AS dorong perdamaian Timteng

Hillary Clinton
Image caption Clinton mengatakan AS masih inginkan kesepakatan damai abadi

Menteri luar negeri Amerika Serikat Hillary Clinton berada di Timur Tengah untuk mengadakan perundingan dalam upaya menghidupkan kembali proses perdamaian.

Dia akan bertemu Presiden Palestina Mahmoud Abbas di Uni Emirat Arab sebelum berangkat ke Jerusalem untuk berunding dengan Perdana Menteri Israel Benjamin Netanyahu.

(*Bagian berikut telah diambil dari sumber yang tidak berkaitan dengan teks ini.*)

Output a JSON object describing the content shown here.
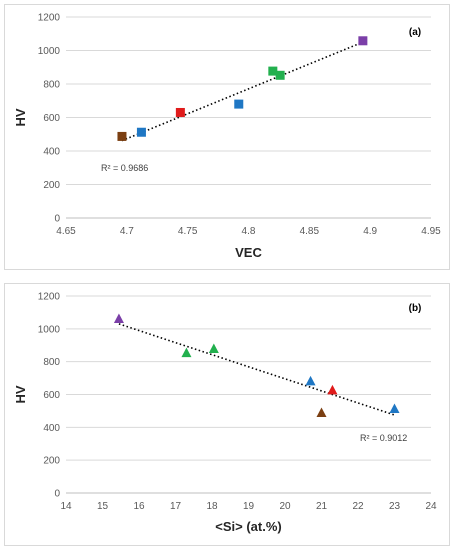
{
  "chart_data": [
    {
      "type": "scatter",
      "panel_label": "(a)",
      "xlabel": "VEC",
      "ylabel": "HV",
      "xlim": [
        4.65,
        4.95
      ],
      "ylim": [
        0,
        1200
      ],
      "xticks": [
        4.65,
        4.7,
        4.75,
        4.8,
        4.85,
        4.9,
        4.95
      ],
      "yticks": [
        0,
        200,
        400,
        600,
        800,
        1000,
        1200
      ],
      "xtick_labels": [
        "4.65",
        "4.7",
        "4.75",
        "4.8",
        "4.85",
        "4.9",
        "4.95"
      ],
      "ytick_labels": [
        "0",
        "200",
        "400",
        "600",
        "800",
        "1000",
        "1200"
      ],
      "grid": true,
      "marker": "square",
      "points": [
        {
          "x": 4.696,
          "y": 487,
          "color": "#7b3f12"
        },
        {
          "x": 4.712,
          "y": 512,
          "color": "#1f77c4"
        },
        {
          "x": 4.744,
          "y": 630,
          "color": "#e01b1b"
        },
        {
          "x": 4.792,
          "y": 680,
          "color": "#1f77c4"
        },
        {
          "x": 4.82,
          "y": 877,
          "color": "#22b04e"
        },
        {
          "x": 4.826,
          "y": 852,
          "color": "#22b04e"
        },
        {
          "x": 4.894,
          "y": 1058,
          "color": "#7b3fa8"
        }
      ],
      "trendline": {
        "x": [
          4.696,
          4.894
        ],
        "y": [
          462,
          1050
        ]
      },
      "r2_label": "R² = 0.9686"
    },
    {
      "type": "scatter",
      "panel_label": "(b)",
      "xlabel": "<Si> (at.%)",
      "ylabel": "HV",
      "xlim": [
        14,
        24
      ],
      "ylim": [
        0,
        1200
      ],
      "xticks": [
        14,
        15,
        16,
        17,
        18,
        19,
        20,
        21,
        22,
        23,
        24
      ],
      "yticks": [
        0,
        200,
        400,
        600,
        800,
        1000,
        1200
      ],
      "xtick_labels": [
        "14",
        "15",
        "16",
        "17",
        "18",
        "19",
        "20",
        "21",
        "22",
        "23",
        "24"
      ],
      "ytick_labels": [
        "0",
        "200",
        "400",
        "600",
        "800",
        "1000",
        "1200"
      ],
      "grid": true,
      "marker": "triangle",
      "points": [
        {
          "x": 15.45,
          "y": 1060,
          "color": "#7b3fa8"
        },
        {
          "x": 17.3,
          "y": 852,
          "color": "#22b04e"
        },
        {
          "x": 18.05,
          "y": 877,
          "color": "#22b04e"
        },
        {
          "x": 20.7,
          "y": 680,
          "color": "#1f77c4"
        },
        {
          "x": 21.3,
          "y": 625,
          "color": "#e01b1b"
        },
        {
          "x": 21.0,
          "y": 487,
          "color": "#7b3f12"
        },
        {
          "x": 23.0,
          "y": 512,
          "color": "#1f77c4"
        }
      ],
      "trendline": {
        "x": [
          15.45,
          23.0
        ],
        "y": [
          1030,
          475
        ]
      },
      "r2_label": "R² = 0.9012"
    }
  ]
}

Dalam wawancara dengan BBC sebelumnya, Clinton mengatakan kesepakatan damai antara Palestina dan Israel masih menjadi "prioritas utama" Amerika Serikat.

Dia menambahkan Amerika masih tetap mendukung penyelesaian lewat pembentukan dua negara.

Sebelum kunjungan Clinton ini, Netanyahu berharap perundingan damai dengan Palestina bisa dimulai secepat mungkin.

Namun penghalang utama adalah penolakan Israel menghentikan pembangunan pemukiman di wilayah pendudukan Tepi Barat.

Prioritas AS

Kunjungan Clinton ke Timur Tengah merupakan bagian dari perundingan akhir minggu yang bertujuan menghidupkan kembali proses perdamaian Timur Tengah yang terhenti.

"Ini adalah prioritas besar tidak hanya bagi pemerintahan kami tetapi juga bagi sebagian besar wilayah dunia. Ini adalah salah satu pertanyaan yang sering diajukan kepada saya," tegas Clinton.

"Kehadiran saya di wilayah... mempertegas tingkat keseriusan kami agar semua pihak mulai melakuakn perundingan serius yang bisa menciptakan penyelesaian berupa pembentukan dua negara."

Wartawan BBC di Jerusalem mengatakan pihak Palestina merasa lebih bersemangat dengan nada Amerika sebelumnya bahwa pembangunan pemukinan harus dihentikan.

Clinton mengatakan tidak ada gunanya jika Amerika lebih menginginkan perundingan damai itu dibanding pihak yang terlibat dan menurut wartawan BBC tampaknya pihak Israel dan Palestina tidak memandang hal ini sebagai sesuatu yang mendesak.